The bill’s author, Vermont Senator Bernie Sanders, said Sunday that Manchin’s refusal to endorse it is “unacceptable.”

When asked whether he would be prepared to give the bill additional time for review, the Budget Chairman stated a “few days here and there” wouldn’t make a difference and that there is a “feeling of urgency.”

Last month, Pelosi gave down to moderate Democrats and promised to schedule a vote on the infrastructure package by September 27. However, CNN said that if the reconciliation plan fails to pass the Senate before then, it’s uncertain if they’ll be able to approve the infrastructure measure and send it to Biden’s desk.

How to pay for the bill

When asked how he would pay for the economic bill by Bash, Manchin said he want to increase the taxes on businesses. He explained that he want the rich to pay their fair share.
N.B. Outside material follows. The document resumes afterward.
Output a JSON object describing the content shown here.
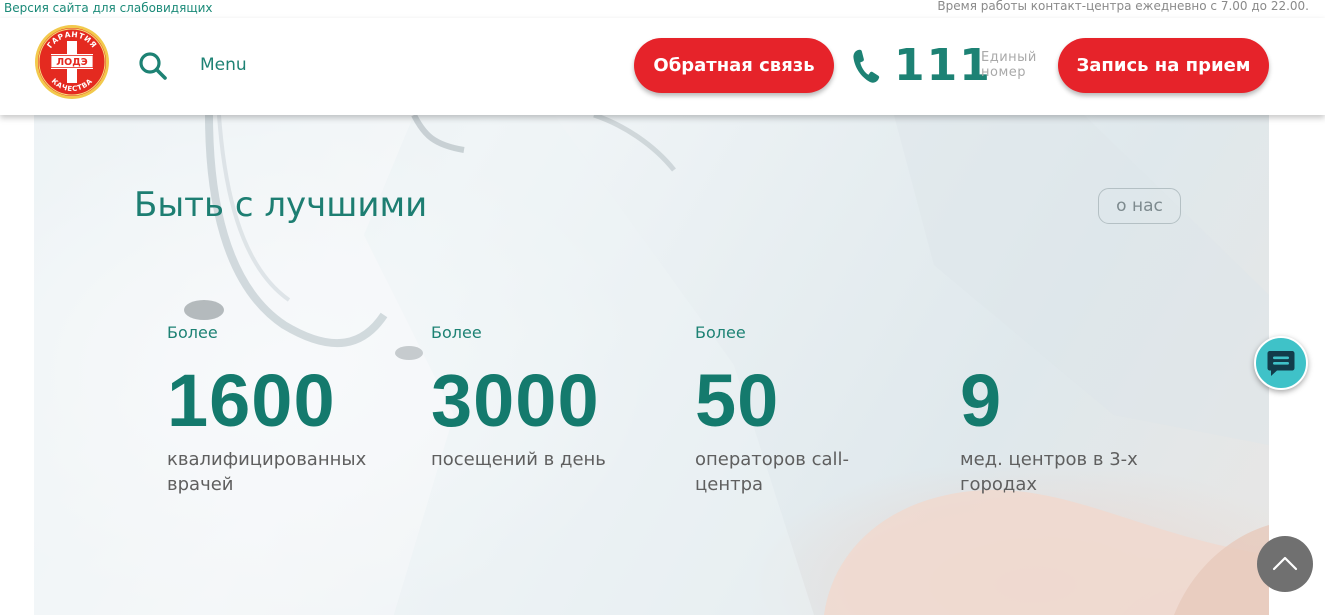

The senator also said that he wants to see the bipartisan infrastructure measure enacted as soon as possible, claiming that legislators must handle the problem immediately since it has been “left untreated for over 30 years.”

Sanders, a Democrat-aligned Independent, told Bash that it would be a “really sad state of affairs” if both the reconciliation and infrastructure bills failed, but he doesn’t think that will happen.